The telescope is the most powerful device of its kind ever launched into space.
The $10-billion telescope unfolded its honeycomb-shaped primary mirror on Saturday, just over two weeks after its launch from the European Space Agency’s launch base in French Guiana on Christmas Day.
Over the past two weeks, the telescope’s reflective silver sunshield and secondary mirror have both been successfully deployed, with the primary mirror the last hurdle in the way of getting the telescope operational.
A 3D rendering shared live by NASA showed the mirror opening up, while engineers back on Earth celebrated.
✅ The final wing is now deployed! Before we celebrate, we’ve still got work to do. The team is working hard at @SpaceTelescope to latch the wing into place, a multi-hour process. When the final latch is secure, #NASAWebb will be fully unfolded in space. #UnfoldTheUniverse pic.twitter.com/Rdd7C5LZID
— NASA Webb Telescope (@NASAWebb) January 8, 2022
“I just feel this kind of glow in my chest right now just seeing that mirror deployed all together,” NASA scientist Michelle Thaller said during a live stream by the space agency.

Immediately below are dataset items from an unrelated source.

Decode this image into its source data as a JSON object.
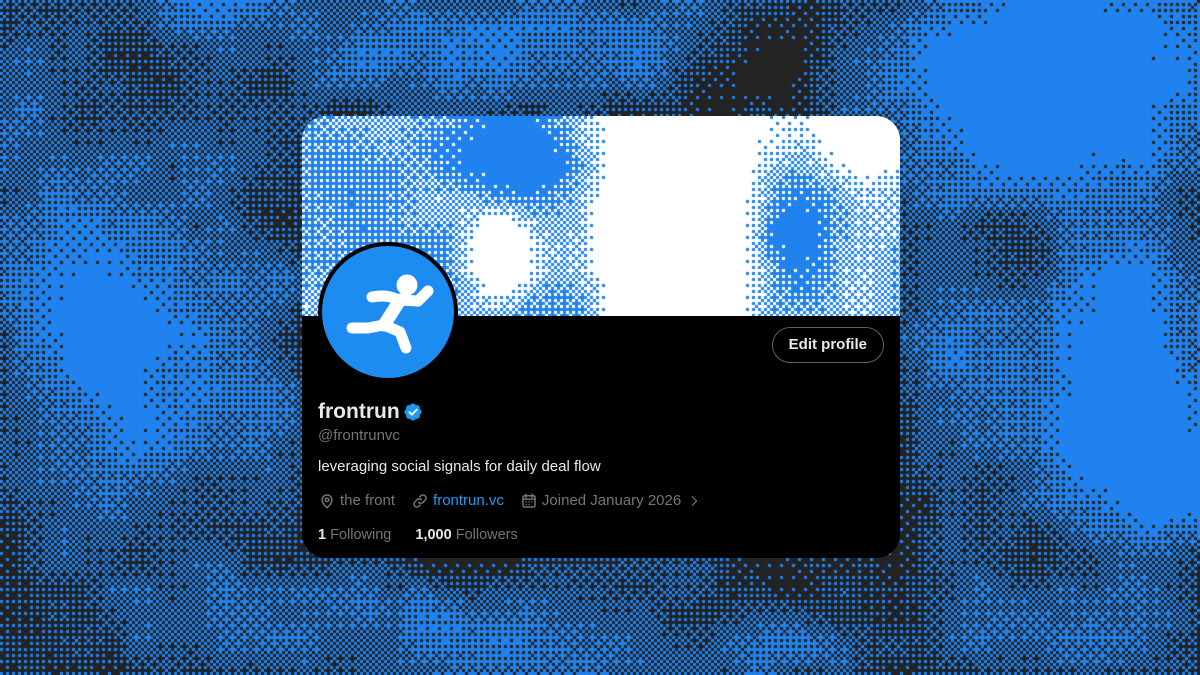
{
  "profile": {
    "display_name": "frontrun",
    "handle": "@frontrunvc",
    "bio": "leveraging social signals for daily deal flow",
    "location": "the front",
    "website": "frontrun.vc",
    "joined": "Joined January 2026",
    "following_count": "1",
    "following_label": "Following",
    "followers_count": "1,000",
    "followers_label": "Followers"
  },
  "actions": {
    "edit_profile_label": "Edit profile"
  },
  "icons": {
    "avatar": "runner-icon",
    "verified": "verified-badge-icon",
    "location": "location-pin-icon",
    "website": "link-icon",
    "joined": "calendar-icon",
    "joined_more": "chevron-right-icon"
  },
  "colors": {
    "page_background": "#232323",
    "halftone_blue": "#1f82ee",
    "card_background": "#000000",
    "banner_light": "#ffffff",
    "avatar_fill": "#1d8cf0",
    "accent": "#1d9bf0",
    "text_primary": "#e7e9ea",
    "text_secondary": "#71767b",
    "button_border": "#536471"
  }
}
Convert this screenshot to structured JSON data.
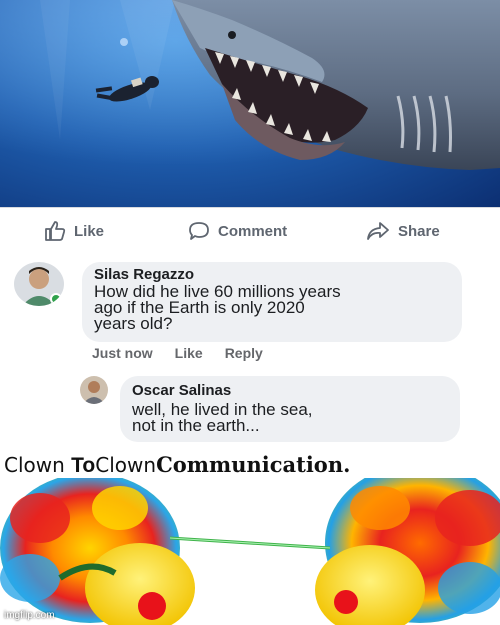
{
  "post_actions": {
    "like_label": "Like",
    "comment_label": "Comment",
    "share_label": "Share"
  },
  "comments": [
    {
      "author": "Silas Regazzo",
      "text": "How did he live 60 millions years\nago if the Earth is only 2020\nyears old?",
      "time": "Just now",
      "like": "Like",
      "reply": "Reply"
    },
    {
      "author": "Oscar Salinas",
      "text": "well, he lived in the sea,\nnot in the earth..."
    }
  ],
  "meme": {
    "caption_parts": [
      "Clown ",
      "To",
      "Clown",
      "Communication."
    ],
    "watermark": "imgflip.com"
  },
  "icons": [
    "thumbs-up-icon",
    "comment-icon",
    "share-arrow-icon"
  ]
}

JWST full primary mirror has been successfully deployed! pic.twitter.com/9VZfTpbaNs
— Chris Bergin – NSF (@NASASpaceflight) January 8, 2022
Spanning 6.5 meters (21 feet 4 inches) across and kept at a steady 40 degrees Kelvin (-380°F/-233°C) by the tennis court-sized sunshield, the primary mirror will pick up infrared light from the depths of outer space.
Unlike the Hubble Space Telescope, which it replaces, Webb will scan a spectrum of light invisible to the human eye, with the aim of uncovering signs of the first stars and galaxies formed after the Big Bang.

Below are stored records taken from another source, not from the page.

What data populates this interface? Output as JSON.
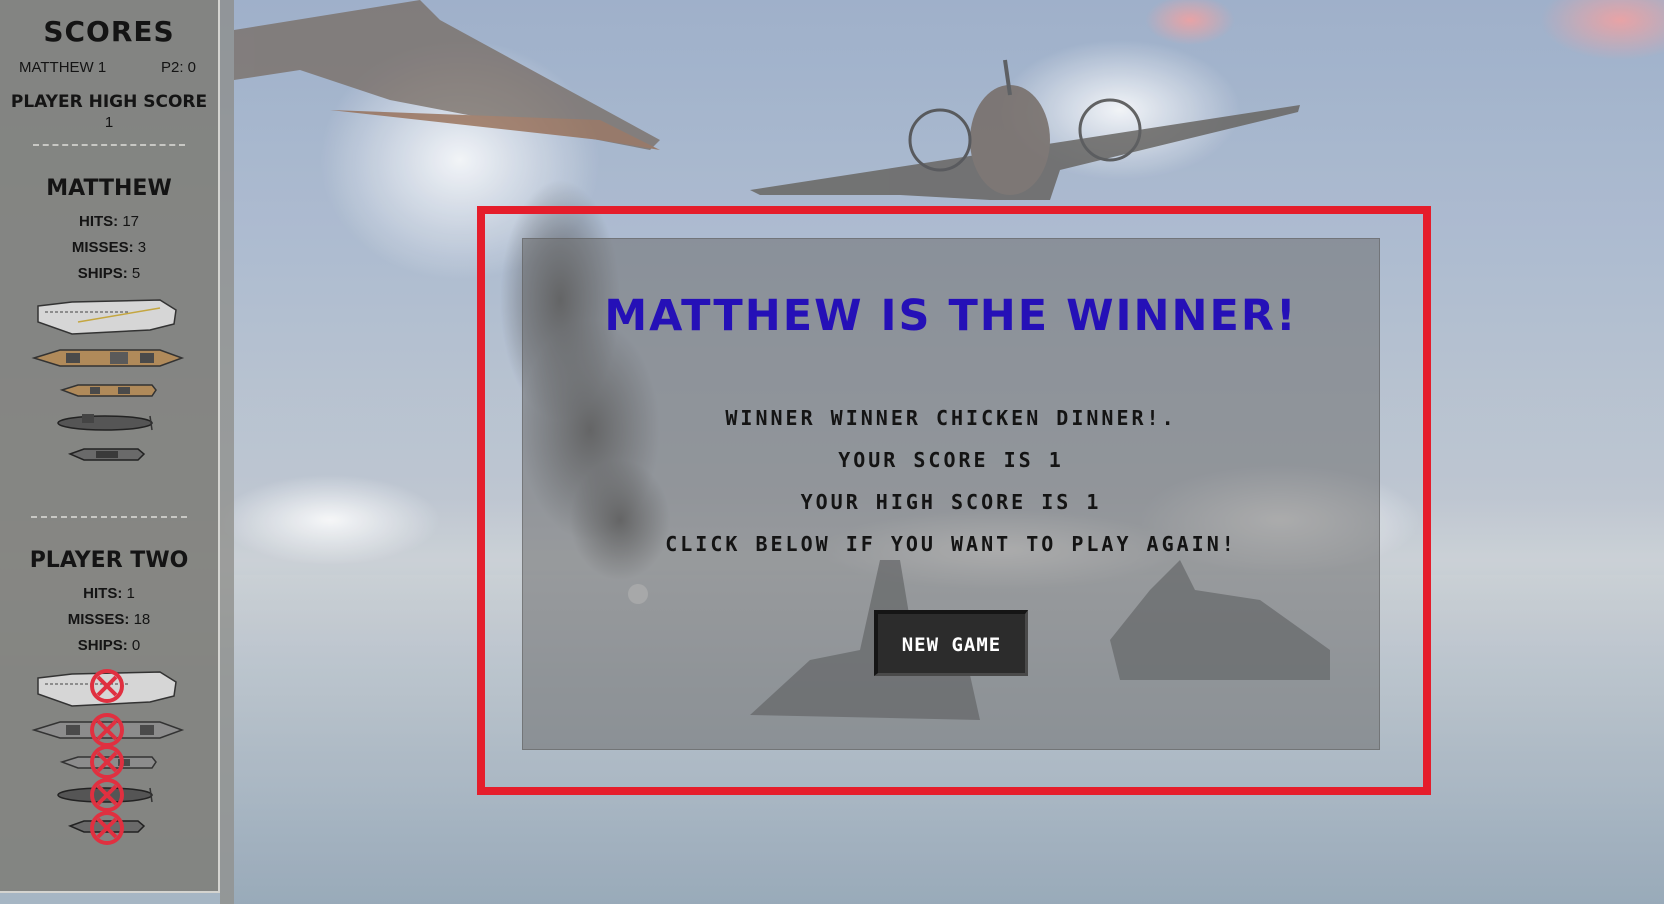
{
  "sidebar": {
    "title": "SCORES",
    "p1_score_label": "MATTHEW 1",
    "p2_score_label": "P2: 0",
    "high_score_title": "PLAYER HIGH SCORE",
    "high_score_value": "1",
    "player1": {
      "name": "MATTHEW",
      "hits_label": "HITS:",
      "hits": "17",
      "misses_label": "MISSES:",
      "misses": "3",
      "ships_label": "SHIPS:",
      "ships": "5"
    },
    "player2": {
      "name": "PLAYER TWO",
      "hits_label": "HITS:",
      "hits": "1",
      "misses_label": "MISSES:",
      "misses": "18",
      "ships_label": "SHIPS:",
      "ships": "0"
    }
  },
  "modal": {
    "title": "MATTHEW IS THE WINNER!",
    "line1": "WINNER WINNER CHICKEN DINNER!.",
    "line2": "YOUR SCORE IS 1",
    "line3": "YOUR HIGH SCORE IS 1",
    "line4": "CLICK BELOW IF YOU WANT TO PLAY AGAIN!",
    "button_label": "NEW GAME"
  },
  "colors": {
    "frame": "#e51d2b",
    "title": "#2510b7",
    "hit_marker": "#e03040"
  }
}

The telescope will also be able to examine the atmospheric composition of exoplanets, aiding the search for Earth-like planets that may harbor life.
Webb is still roughly two weeks away from its final destination at the second Sun-Earth Lagrange Point (L2), some 1.5 million kilometers (a million miles) further away from the Sun than Earth. Once there, it will orbit the Sun for around 10 years.